After spending several hours researching how to build new build processes, I thought that others could benefit from what I did. I answer this old question as it looks high on Google.
My use case is a bit more active than the OP asked for. I have three build scenarios: development, testing, production. Since most professional developers will have the same requirements, I think itβs excusable to go beyond the original question.
In development, I use watchify to create an uncompressed package with the source map whenever a JavaScript file changes. I donβt need the uglify step, since I want the build to complete before I move the browser to the browser to update it, and in any case it will not do any good. For this, I use:
watchify app/index.js --debug -o app/bundle.js -v
For testing, I want to get the same code as for production (for example, uglified), but I also need a source map. I achieve this with:
browserify app/index.js -d | uglifyjs -cm -o app/bundle.js --source-map "content=inline,filename='bundle.js',url='bundle.js.map'"
For production, the code is compressed using uglify and there is no source map.
browserify app/index.js | uglifyjs -cm > app/bundle.js
Notes:
I used these instructions for Windows and MacOS.
I stopped using minifyify because it is no longer supported.
There may be better ways than what I'm sharing.

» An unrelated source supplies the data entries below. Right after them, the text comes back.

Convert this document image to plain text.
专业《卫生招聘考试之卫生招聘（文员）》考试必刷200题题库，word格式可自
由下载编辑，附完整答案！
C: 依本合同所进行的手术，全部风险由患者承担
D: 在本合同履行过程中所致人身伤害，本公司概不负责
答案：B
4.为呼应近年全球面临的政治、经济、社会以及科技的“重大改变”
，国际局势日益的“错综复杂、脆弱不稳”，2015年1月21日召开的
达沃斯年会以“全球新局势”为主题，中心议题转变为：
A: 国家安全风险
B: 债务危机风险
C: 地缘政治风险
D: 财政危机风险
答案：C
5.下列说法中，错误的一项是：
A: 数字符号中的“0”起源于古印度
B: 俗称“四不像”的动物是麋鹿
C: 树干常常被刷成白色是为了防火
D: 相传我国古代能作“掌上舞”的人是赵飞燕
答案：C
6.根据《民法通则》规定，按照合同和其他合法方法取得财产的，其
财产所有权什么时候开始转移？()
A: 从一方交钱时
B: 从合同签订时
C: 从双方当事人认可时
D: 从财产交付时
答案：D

I read that it seems possible to get excellent compression by removing all the source files before combining with the browser. If you have more time to spend on it than mine, you can study this.
If you donβt have a proactive, uglify-js or browser already installed, install them using npm, thus:
npm install -g browserify npm install -g watchify npm install -g uglify-js
If you have older versions installed, I recommend that you upgrade. In particular, uglify-js, as they made changes to the command line arguments, which invalidates a lot of the information that appears on Google.